Brian was happy to be cutting in such dry and warm conditions – dust was flying. However, he did comment that this was a very early start to harvesting. It is two weeks earlier than usual – harvesting would normally begin around July 12-15.
We started cutting yesterday evening at around 5:00pm. We’ve about 20ac cut so far. It’s only there; it’s very early.
However, Brian noted: “I remember back in 2011 the first of the winter barley was cut on July 6.
“It’s lovely to get the weather, the ground is as hard as iron underneath. Every condition is perfect for cutting,” he added.
The crop was sown early, so it’s no surprise that it is one of the first crops to be cut in Co. Kilkenny.
“This was sown at the time of the ploughing championships – September 21-22. It’s normally sown at that time of the year.
“It’s nearly all six-row winter barley on the farm now. One very good thing about it is that the crows don’t go near it.”
There is no doubt that the heatwave has made harvest conditions easier. However, safety precautions have to be taken in the heat.
“I never saw the dust as bad. There’s serious dust out of the crop. We’ll have to blow the dust from the engine on a more regular basis for safety; it’s a fire hazard.”
Many crops of winter barley across the country suffered from severe lodging. Small patches were down in this field, but it wasn’t affecting cutting efficiency.
“There are patches of it down. It’s sitting up about 7-8in, so we’re getting it all.”
The grain tank – which was carrying 5.5t after a round of the combine – is emptied on the headlands to prevent compaction to the soil and straw damage.
“We always park the trailers on the headland to prevent compaction in the field.”

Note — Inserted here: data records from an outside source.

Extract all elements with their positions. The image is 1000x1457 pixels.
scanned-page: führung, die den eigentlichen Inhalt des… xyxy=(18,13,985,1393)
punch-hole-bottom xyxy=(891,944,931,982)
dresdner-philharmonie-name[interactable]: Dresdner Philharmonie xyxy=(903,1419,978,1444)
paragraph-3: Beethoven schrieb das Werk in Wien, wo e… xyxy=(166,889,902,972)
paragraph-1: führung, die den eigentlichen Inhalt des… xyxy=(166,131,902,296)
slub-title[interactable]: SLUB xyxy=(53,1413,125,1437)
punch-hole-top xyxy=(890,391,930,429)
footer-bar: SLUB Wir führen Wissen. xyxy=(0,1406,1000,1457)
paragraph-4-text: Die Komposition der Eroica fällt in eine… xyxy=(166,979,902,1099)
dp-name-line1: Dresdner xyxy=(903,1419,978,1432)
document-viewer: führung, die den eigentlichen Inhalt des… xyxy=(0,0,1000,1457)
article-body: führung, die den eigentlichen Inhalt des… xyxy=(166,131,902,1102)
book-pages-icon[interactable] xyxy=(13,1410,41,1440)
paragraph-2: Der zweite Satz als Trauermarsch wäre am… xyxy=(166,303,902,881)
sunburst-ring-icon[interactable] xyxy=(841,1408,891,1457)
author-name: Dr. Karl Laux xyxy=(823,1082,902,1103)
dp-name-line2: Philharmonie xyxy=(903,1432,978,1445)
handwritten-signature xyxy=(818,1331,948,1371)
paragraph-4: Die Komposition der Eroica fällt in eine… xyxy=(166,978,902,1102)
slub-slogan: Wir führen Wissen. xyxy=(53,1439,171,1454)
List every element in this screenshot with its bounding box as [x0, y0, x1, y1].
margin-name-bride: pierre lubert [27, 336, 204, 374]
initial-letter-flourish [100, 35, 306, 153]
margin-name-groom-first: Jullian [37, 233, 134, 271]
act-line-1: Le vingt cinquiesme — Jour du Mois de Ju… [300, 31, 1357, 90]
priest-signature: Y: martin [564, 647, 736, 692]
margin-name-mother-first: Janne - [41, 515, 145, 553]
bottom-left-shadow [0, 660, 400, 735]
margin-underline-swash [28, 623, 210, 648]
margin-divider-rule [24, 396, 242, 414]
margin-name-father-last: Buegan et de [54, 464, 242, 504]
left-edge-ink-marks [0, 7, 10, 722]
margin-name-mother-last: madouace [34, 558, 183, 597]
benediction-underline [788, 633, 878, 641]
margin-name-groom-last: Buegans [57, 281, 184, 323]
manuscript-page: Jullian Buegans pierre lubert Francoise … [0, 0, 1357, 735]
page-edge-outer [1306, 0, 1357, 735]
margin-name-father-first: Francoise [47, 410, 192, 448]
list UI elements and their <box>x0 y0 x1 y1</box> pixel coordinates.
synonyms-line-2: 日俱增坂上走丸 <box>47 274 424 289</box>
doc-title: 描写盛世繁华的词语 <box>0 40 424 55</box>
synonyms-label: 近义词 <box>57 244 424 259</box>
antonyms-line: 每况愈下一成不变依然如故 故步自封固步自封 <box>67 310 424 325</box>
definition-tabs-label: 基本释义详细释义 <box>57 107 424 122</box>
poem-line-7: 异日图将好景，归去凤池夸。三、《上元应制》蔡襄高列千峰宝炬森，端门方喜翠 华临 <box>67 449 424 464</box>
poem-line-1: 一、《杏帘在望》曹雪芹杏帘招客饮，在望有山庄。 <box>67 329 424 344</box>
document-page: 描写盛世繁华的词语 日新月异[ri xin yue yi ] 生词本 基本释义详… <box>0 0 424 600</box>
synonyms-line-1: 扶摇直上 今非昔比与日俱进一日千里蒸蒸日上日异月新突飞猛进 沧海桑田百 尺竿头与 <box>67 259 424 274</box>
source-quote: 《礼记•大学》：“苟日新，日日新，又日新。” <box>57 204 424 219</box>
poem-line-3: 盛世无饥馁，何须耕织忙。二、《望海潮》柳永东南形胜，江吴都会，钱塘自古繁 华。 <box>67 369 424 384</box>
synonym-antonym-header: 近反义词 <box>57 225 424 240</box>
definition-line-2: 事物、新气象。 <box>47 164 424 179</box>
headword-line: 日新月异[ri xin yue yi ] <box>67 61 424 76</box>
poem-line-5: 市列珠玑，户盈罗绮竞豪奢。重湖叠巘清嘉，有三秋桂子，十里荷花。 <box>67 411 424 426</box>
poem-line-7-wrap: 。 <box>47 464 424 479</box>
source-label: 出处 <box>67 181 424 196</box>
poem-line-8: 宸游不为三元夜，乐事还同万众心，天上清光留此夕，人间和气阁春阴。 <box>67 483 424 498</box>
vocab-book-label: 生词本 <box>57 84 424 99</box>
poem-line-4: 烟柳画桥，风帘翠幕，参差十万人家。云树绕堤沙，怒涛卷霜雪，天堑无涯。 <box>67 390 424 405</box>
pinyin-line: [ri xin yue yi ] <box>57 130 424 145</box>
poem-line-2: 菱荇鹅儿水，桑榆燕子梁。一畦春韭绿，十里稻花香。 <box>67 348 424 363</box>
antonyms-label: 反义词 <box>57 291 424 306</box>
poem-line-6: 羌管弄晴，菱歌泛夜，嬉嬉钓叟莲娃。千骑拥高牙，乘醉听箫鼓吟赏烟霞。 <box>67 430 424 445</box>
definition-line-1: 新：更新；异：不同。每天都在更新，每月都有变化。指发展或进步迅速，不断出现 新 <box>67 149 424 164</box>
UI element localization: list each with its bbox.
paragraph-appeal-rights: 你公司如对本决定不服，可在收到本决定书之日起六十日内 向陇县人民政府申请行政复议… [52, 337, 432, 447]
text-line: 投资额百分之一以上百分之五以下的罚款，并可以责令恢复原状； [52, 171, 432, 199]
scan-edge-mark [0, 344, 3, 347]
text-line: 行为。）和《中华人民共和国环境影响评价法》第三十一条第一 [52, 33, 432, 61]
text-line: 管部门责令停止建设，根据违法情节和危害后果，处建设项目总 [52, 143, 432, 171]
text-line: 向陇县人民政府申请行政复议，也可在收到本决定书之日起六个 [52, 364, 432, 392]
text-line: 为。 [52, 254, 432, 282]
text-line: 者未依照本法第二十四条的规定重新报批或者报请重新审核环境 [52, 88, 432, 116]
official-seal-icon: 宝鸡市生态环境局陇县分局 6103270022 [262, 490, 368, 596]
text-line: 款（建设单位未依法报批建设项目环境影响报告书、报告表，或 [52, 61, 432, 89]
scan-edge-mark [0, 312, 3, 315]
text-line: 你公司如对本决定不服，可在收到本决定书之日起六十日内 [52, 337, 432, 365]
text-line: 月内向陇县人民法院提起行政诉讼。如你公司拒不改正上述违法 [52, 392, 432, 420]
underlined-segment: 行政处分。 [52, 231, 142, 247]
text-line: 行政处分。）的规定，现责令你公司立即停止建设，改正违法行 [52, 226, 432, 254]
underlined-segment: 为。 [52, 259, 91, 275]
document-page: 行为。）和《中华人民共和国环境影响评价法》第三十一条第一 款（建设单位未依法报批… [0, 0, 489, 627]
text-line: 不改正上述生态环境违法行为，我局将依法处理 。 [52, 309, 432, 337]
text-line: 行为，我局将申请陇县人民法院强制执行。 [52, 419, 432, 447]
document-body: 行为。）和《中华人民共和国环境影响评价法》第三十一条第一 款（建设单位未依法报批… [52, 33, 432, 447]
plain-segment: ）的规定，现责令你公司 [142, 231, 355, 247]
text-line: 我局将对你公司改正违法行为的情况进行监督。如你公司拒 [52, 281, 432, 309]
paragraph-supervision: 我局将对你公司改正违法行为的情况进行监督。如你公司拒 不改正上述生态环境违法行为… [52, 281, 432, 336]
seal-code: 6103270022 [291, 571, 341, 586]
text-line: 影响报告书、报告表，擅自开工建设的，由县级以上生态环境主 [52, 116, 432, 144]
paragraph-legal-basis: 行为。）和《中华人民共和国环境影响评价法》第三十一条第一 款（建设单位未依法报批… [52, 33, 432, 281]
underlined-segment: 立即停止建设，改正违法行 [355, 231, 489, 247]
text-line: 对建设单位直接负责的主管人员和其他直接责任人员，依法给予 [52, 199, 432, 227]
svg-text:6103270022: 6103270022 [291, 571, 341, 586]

The Claas Lexion 630 has a 20ft header and was being filled to capacity on each run. The combine was running at its ease.
“It’s plenty big for baling the straw after it. It would be very hard to dry straw from a 30ft header.”
Moisture content of a load of grain sent to Brett Brothers was 14.8% and the crop had a KPH of 65. The bushel was one to be happy with; the crop was a six-row variety – Escarde.
“He’s grown this variety for the past three years. We’re happy with it,” Brian added.
Brett’s agronomist, James Irish, was checking on harvest progress and reported: “Grain quality is variable. Moisture content is low; which is good.
It’s too early to get a true indication of crop yields.
Brian is hoping that the weather stays dry to allow cutting to be completed and straw to be baled in good conditions.
“It would be great if it stayed dry and we could get the straw baled. This crop will be baled on Thursday. It’s fresh enough here and there.”
The golden straw left behind the combine is in high demand.
“There’s big demand for straw at the moment. There’s phone calls every day for straw.
This straw is all pre-booked. It’s lovely straw; it’s really good quality.
Away from the combines and balers Brian is busy. The Kilkenny man ploughs in the senior reversible class for his county.
The reversible class started in 1992 and Brian has ploughed in every All-Ireland since then, but he will be busy with the harvest before September comes.
We’ll be cutting winter barley for the rest of the week and then there’s oats. They won’t be far away from being ripe.
“It’s great to get the weather to do it. I’ll start baling on Thursday.”